We are committed to transforming cancer services. The National Cancer Plan will include further details on how we will improve outcomes for cancer patients, as well as speeding up diagnosis and treatment, ensuring patients have access to the latest treatments and technology, and improving this country’s cancer survival rates. Having consulted with key stakeholders and patient groups, I confirm that the plan will be published early in the new year.
We will support the National Health Service to increase capacity to meet the demand for diagnostic services through investment in new magnetic resonance imaging and computed tomography scanners. We have already invested £70 million in new radiotherapy machines.

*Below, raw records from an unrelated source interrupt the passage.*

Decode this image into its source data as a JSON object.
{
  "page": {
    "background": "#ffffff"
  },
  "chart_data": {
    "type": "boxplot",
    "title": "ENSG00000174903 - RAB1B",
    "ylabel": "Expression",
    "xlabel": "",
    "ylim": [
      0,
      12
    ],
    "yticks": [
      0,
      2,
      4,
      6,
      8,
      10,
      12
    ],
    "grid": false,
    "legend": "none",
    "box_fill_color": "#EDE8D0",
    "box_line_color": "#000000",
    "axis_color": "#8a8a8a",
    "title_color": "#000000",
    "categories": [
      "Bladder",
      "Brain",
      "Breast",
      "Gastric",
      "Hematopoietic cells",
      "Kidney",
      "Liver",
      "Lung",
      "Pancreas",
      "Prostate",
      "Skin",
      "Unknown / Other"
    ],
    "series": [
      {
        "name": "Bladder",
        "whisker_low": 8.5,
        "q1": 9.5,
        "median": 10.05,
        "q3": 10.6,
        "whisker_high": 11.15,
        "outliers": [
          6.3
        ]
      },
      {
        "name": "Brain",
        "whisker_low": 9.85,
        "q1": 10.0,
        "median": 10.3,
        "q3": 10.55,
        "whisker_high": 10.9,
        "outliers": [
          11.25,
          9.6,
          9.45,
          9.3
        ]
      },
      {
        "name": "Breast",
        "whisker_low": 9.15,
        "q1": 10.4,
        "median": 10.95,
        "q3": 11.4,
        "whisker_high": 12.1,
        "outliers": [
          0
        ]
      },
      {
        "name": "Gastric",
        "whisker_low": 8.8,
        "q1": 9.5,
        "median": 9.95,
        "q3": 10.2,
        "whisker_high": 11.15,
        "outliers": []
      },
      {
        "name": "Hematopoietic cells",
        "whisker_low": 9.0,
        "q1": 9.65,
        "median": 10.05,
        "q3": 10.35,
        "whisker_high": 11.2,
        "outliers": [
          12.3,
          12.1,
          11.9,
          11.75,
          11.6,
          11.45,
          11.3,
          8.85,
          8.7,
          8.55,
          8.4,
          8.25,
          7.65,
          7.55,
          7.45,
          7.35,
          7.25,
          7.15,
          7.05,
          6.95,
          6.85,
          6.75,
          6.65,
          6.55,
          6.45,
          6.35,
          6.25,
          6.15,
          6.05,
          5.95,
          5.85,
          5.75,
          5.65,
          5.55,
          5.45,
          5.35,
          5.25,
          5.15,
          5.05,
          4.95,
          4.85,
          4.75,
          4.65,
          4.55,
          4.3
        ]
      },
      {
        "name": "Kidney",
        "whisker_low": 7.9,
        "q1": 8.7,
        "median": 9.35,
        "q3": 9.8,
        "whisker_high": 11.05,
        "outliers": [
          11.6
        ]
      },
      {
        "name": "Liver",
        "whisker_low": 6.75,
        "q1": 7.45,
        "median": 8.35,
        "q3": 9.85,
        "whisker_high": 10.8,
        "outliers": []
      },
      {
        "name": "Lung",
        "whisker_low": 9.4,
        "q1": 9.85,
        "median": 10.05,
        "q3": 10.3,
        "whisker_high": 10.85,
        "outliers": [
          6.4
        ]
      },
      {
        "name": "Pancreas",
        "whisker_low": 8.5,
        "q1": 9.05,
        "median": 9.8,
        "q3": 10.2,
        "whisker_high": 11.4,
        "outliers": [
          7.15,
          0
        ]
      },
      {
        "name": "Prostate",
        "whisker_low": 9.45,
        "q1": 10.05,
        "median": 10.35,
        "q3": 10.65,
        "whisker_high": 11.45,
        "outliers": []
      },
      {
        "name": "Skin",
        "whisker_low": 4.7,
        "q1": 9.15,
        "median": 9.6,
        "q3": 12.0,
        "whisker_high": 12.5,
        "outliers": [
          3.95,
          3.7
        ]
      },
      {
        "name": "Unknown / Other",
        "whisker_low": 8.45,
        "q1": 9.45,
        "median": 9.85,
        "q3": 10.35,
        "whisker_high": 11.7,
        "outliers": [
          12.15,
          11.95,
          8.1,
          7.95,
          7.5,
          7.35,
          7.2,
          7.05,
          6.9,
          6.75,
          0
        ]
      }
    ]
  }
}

The Government is investing an extra £26 billion in the NHS and is opening up community diagnostic centres at evening and weekends, to help catch cancer earlier.
Furthermore, NHS England has completed the national roll-out of non-specific symptom pathways to support faster diagnosis of cancer in patients who present with symptoms that do not align with a single cancer site.
The NHS has exceeded its pledge to deliver an extra two million appointments, having now delivered over five million more appointments as the first step to ensuring earlier and faster access to treatment.
Additionally, reducing inequalities is a key priority for the National Cancer Plan, which will look at the targeted improvements needed across different cancer types to reduce disparities in cancer survival. This includes looking at protected characteristics, such as ethnicity, as well as inequalities related to socioeconomic status, and geographic location.